Technologies

Unmet Need
While open heart surgery is the gold standard to replace a diseased heart valve and has long-term beneficial outcomes for the patient. In 2011 the FDA approved a minimally invasive procedure, called the trans-catheter valve replacement, for patients that could not undergo open heart surgery. Risks associated with a replacement valve include restriction of the movement of the valve flaps because of build-up of deposits, a leak between the valve and the surrounding tissue, called paravalvular leak (PVL), deterioration of the valve, infection, and the formation of blood clots, known as thrombosis, that can cause a sudden stroke or heart attack. The procedure also uses ECG images during the procedure to guide the placement of the valve. Due to the difficulty of measuring the valve area using ECG, there is a high rate of patient-prosthetic size mismatch or incorrect positioning. This regularly leads to secondary operations due to severe PVL or an overgrowth around the valve. These issues are exacerbated due to the lack of data on the longevity and structural durability of transcatheter heart valves, and early detection of improper valve function is difficult because the changes are too small to measure using current methods.

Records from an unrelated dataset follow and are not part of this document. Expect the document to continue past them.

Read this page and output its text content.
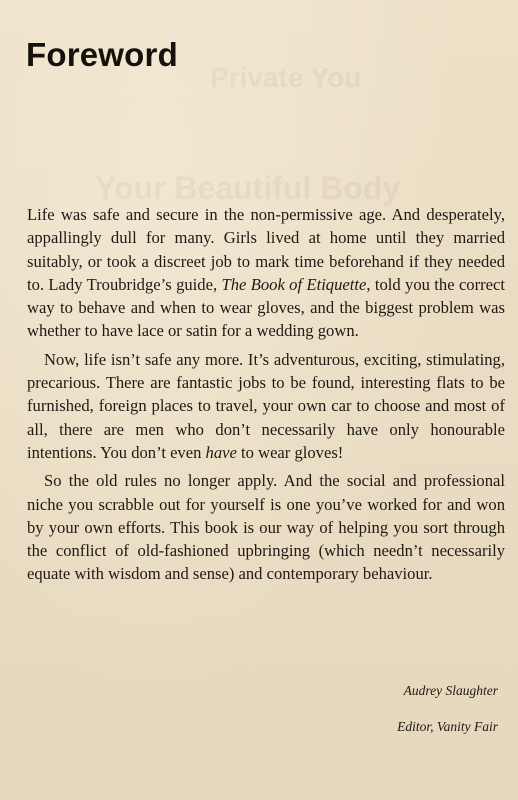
Private You
Your Beautiful Body
Foreword

Life was safe and secure in the non-permissive age. And desperately, appallingly dull for many. Girls lived at home until they married suitably, or took a discreet job to mark time beforehand if they needed to. Lady Troubridge’s guide, The Book of Etiquette, told you the correct way to behave and when to wear gloves, and the biggest problem was whether to have lace or satin for a wedding gown.

Now, life isn’t safe any more. It’s adventurous, exciting, stimulating, precarious. There are fantastic jobs to be found, interesting flats to be furnished, foreign places to travel, your own car to choose and most of all, there are men who don’t necessarily have only honourable intentions. You don’t even have to wear gloves!

So the old rules no longer apply. And the social and professional niche you scrabble out for yourself is one you’ve worked for and won by your own efforts. This book is our way of helping you sort through the conflict of old-fashioned upbringing (which needn’t necessarily equate with wisdom and sense) and contemporary behaviour.

Audrey Slaughter
Editor, Vanity Fair
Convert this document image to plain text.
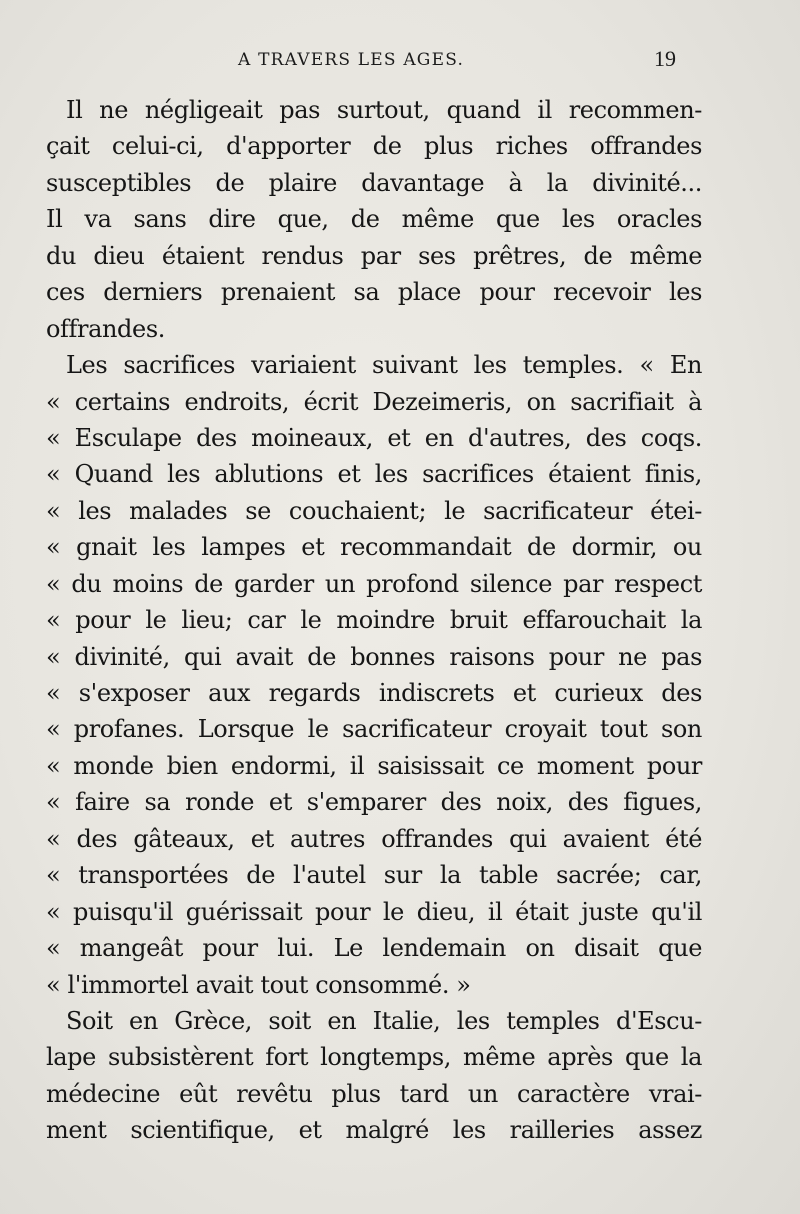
A TRAVERS LES AGES.	19
Il ne négligeait pas surtout, quand il recommen-
çait celui-ci, d'apporter de plus riches offrandes
susceptibles de plaire davantage à la divinité...
Il va sans dire que, de même que les oracles
du dieu étaient rendus par ses prêtres, de même
ces derniers prenaient sa place pour recevoir les
offrandes.
Les sacrifices variaient suivant les temples. « En
« certains endroits, écrit Dezeimeris, on sacrifiait à
« Esculape des moineaux, et en d'autres, des coqs.
« Quand les ablutions et les sacrifices étaient finis,
« les malades se couchaient; le sacrificateur étei-
« gnait les lampes et recommandait de dormir, ou
« du moins de garder un profond silence par respect
« pour le lieu; car le moindre bruit effarouchait la
« divinité, qui avait de bonnes raisons pour ne pas
« s'exposer aux regards indiscrets et curieux des
« profanes. Lorsque le sacrificateur croyait tout son
« monde bien endormi, il saisissait ce moment pour
« faire sa ronde et s'emparer des noix, des figues,
« des gâteaux, et autres offrandes qui avaient été
« transportées de l'autel sur la table sacrée; car,
« puisqu'il guérissait pour le dieu, il était juste qu'il
« mangeât pour lui. Le lendemain on disait que
« l'immortel avait tout consommé. »
Soit en Grèce, soit en Italie, les temples d'Escu-
lape subsistèrent fort longtemps, même après que la
médecine eût revêtu plus tard un caractère vrai-
ment scientifique, et malgré les railleries assez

There were over 378,000 heart valve replacement surgeries performed in 2018, and with the increased life expectancy of the average person the number of heart valve replacement surgeries are expected to increase 4.8% annually. The market for the transcatheter valves used in the minimally invasive procedure was $3.9 billion in 2018, and there is an expected increase of 14.8% annually due to the increasing adoption of this procedure. It is predicted the market for the transcatheter valve will reach $7.9 billion by 2023.
Technology Overview
Researchers at Hopkins have developed a computational model of a heart valve with different disease states, and used this to determine the optimal placement of pressure sensors for the early detection of complications in the heart valve during and after the operation. The measured flow and pressure from the sensors can be mapped to a model simulation to diagnose the health of the artificial valve. There are no current artificial valve technologies available that can act as a positioning guide and a predictor of ventricular and vascular health.